毎朝見てたはずなのに……知らない間に変わっていた駅の“アレ”
制作会社「気付かれなくていいんです」
【クリック】
毎朝駅で目にする“ある物”が、いつの間にか変わっていた。いったい何のために?
一部引用
駅の券売機やバスの行き先表示――そんな誰もが目にする物の一部が、多くの人に気付かれることなくひっそりと変わっていることをご存じだろうか。
実は、変わったのは「フォント」。2016年ごろからさまざまな交通機関の表示が新しいフォントに置き換えられているという。いったい何のために、どんなフォントに変更したのか。
フォント制作企業のモリサワに聞いた。
2016年ごろから「ユニバーサルデザインフォント」に それって何?
話をしてくれたのは、モリサワの園田晋さん(エンタプライズ事業部)と澤村明子さん(広報宣伝部)。

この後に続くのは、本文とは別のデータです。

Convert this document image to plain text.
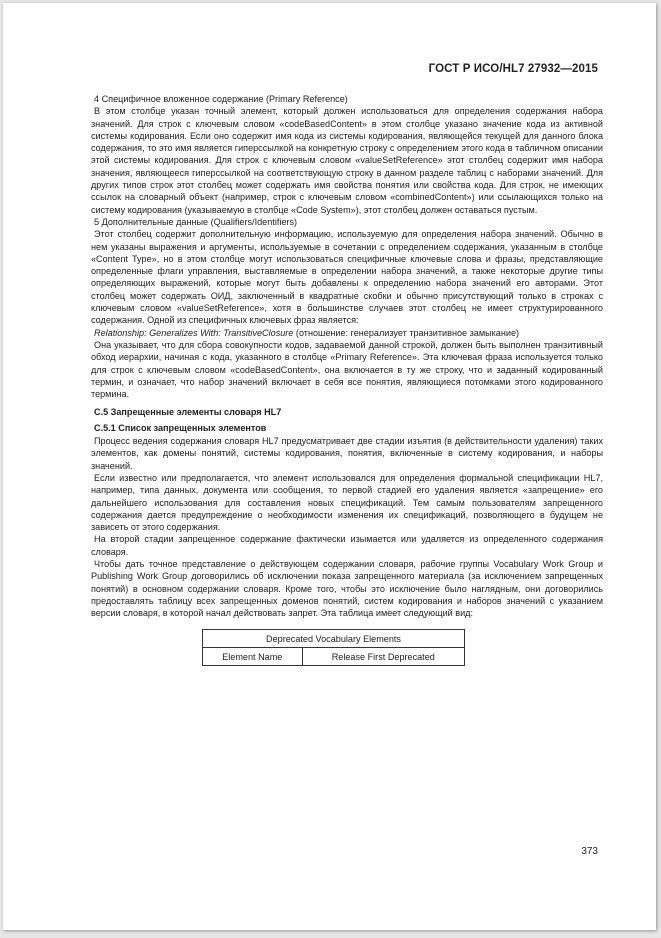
ГОСТ Р ИСО/HL7 27932—2015

4 Специфичное вложенное содержание (Primary Reference)

В этом столбце указан точный элемент, который должен использоваться для определения содержания набора значений. Для строк с ключевым словом «codeBasedContent» в этом столбце указано значение кода из активной системы кодирования. Если оно содержит имя кода из системы кодирования, являющейся текущей для данного блока содержания, то это имя является гиперссылкой на конкретную строку с определением этого кода в табличном описании этой системы кодирования. Для строк с ключевым словом «valueSetReference» этот столбец содержит имя набора значения, являющееся гиперссылкой на соответствующую строку в данном разделе таблиц с наборами значений. Для других типов строк этот столбец может содержать имя свойства понятия или свойства кода. Для строк, не имеющих ссылок на словарный объект (например, строк с ключевым словом «combinedContent») или ссылающихся только на систему кодирования (указываемую в столбце «Code System»), этот столбец должен оставаться пустым.

5 Дополнительные данные (Qualifiers/Identifiers)

Этот столбец содержит дополнительную информацию, используемую для определения набора значений. Обычно в нем указаны выражения и аргументы, используемые в сочетании с определением содержания, указанным в столбце «Content Type», но в этом столбце могут использоваться специфичные ключевые слова и фразы, представляющие определенные флаги управления, выставляемые в определении набора значений, а также некоторые другие типы определяющих выражений, которые могут быть добавлены к определению набора значений его авторами. Этот столбец может содержать ОИД, заключенный в квадратные скобки и обычно присутствующий только в строках с ключевым словом «valueSetReference», хотя в большинстве случаев этот столбец не имеет структурированного содержания. Одной из специфичных ключевых фраз является:

Relationship: Generalizes With: TransitiveClosure (отношение: генерализует транзитивное замыкание)

Она указывает, что для сбора совокупности кодов, задаваемой данной строкой, должен быть выполнен транзитивный обход иерархии, начиная с кода, указанного в столбце «Primary Reference». Эта ключевая фраза используется только для строк с ключевым словом «codeBasedContent», она включается в ту же строку, что и заданный кодированный термин, и означает, что набор значений включает в себя все понятия, являющиеся потомками этого кодированного термина.

С.5 Запрещенные элементы словаря HL7

С.5.1 Список запрещенных элементов

Процесс ведения содержания словаря HL7 предусматривает две стадии изъятия (в действительности удаления) таких элементов, как домены понятий, системы кодирования, понятия, включенные в систему кодирования, и наборы значений.

Если известно или предполагается, что элемент использовался для определения формальной спецификации HL7, например, типа данных, документа или сообщения, то первой стадией его удаления является «запрещение» его дальнейшего использования для составления новых спецификаций. Тем самым пользователям запрещенного содержания дается предупреждение о необходимости изменения их спецификаций, позволяющего в будущем не зависеть от этого содержания.

На второй стадии запрещенное содержание фактически изымается или удаляется из определенного содержания словаря.

Чтобы дать точное представление о действующем содержании словаря, рабочие группы Vocabulary Work Group и Publishing Work Group договорились об исключении показа запрещенного материала (за исключением запрещенных понятий) в основном содержании словаря. Кроме того, чтобы это исключение было наглядным, они договорились предоставлять таблицу всех запрещенных доменов понятий, систем кодирования и наборов значений с указанием версии словаря, в которой начал действовать запрет. Эта таблица имеет следующий вид:

Deprecated Vocabulary Elements
Element Name	Release First Deprecated
373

園田さんによると、駅で使われるようになった新フォントの一部は、モリサワが手掛ける「ユニバーサルデザインフォント」(UDシリーズ)というものだ。
「JR東日本の券売機に使われているのは、モリサワのUD新ゴです。バスタ新宿にある電光掲示板の行き先表示などにも同じフォントが使われています」(園田さん)
「人は無意識でも文字を“読みにくい”と感じると、足を遠ざけることがあります。読みやすい文字の普及は、そうした文字に関わるネガティブな側面を潰すこと。

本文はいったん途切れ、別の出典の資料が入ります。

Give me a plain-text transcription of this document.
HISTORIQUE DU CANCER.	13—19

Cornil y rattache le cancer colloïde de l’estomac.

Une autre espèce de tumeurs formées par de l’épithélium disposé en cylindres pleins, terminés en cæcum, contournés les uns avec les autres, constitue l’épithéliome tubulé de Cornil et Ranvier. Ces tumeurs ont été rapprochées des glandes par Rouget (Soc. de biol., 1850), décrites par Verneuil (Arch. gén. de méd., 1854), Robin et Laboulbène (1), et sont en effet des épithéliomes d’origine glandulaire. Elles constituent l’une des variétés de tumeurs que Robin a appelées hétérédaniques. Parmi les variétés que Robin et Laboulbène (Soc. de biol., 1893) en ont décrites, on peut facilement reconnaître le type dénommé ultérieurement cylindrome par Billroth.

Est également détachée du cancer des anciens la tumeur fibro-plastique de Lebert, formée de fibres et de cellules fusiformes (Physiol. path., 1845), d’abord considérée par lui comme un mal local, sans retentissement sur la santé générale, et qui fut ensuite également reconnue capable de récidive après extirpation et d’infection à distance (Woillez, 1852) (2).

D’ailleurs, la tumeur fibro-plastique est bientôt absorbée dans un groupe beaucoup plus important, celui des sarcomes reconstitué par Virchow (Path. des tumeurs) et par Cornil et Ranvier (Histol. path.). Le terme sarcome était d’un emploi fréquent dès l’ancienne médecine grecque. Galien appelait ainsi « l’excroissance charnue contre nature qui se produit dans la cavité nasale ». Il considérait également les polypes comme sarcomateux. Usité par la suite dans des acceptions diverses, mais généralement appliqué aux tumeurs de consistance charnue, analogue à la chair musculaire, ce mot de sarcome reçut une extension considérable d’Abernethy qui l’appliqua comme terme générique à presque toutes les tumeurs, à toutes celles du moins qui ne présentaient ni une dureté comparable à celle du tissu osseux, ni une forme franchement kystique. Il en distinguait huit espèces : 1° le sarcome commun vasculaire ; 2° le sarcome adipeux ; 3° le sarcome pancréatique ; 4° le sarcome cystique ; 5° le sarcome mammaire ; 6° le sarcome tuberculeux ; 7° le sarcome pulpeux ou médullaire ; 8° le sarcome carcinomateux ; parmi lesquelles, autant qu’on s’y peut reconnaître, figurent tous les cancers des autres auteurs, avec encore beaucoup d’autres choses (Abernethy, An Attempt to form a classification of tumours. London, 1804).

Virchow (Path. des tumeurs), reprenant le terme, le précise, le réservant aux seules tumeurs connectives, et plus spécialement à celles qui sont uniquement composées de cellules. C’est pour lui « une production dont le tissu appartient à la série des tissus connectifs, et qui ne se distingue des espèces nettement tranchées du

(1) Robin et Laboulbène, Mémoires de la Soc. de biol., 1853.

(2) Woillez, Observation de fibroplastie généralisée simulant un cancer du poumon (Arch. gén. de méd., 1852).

文字を通して社会貢献するという、モリサワの意義そのものです」(園田さん)
数あるフォントの中でもユニバーサルデザインフォントは、モリサワの自信作。
弱視の人でも読みやすいようヒアリング重ねてその意見を反映したり、「読みやすさ」が自己満足にならないよう実証実験を行ったりと、さまざまな工夫を凝らしている。
しかし、そうした数々の工夫を含めて「本当は、文字の変化なんて気付かれなくていいんです」と園田さんは笑う。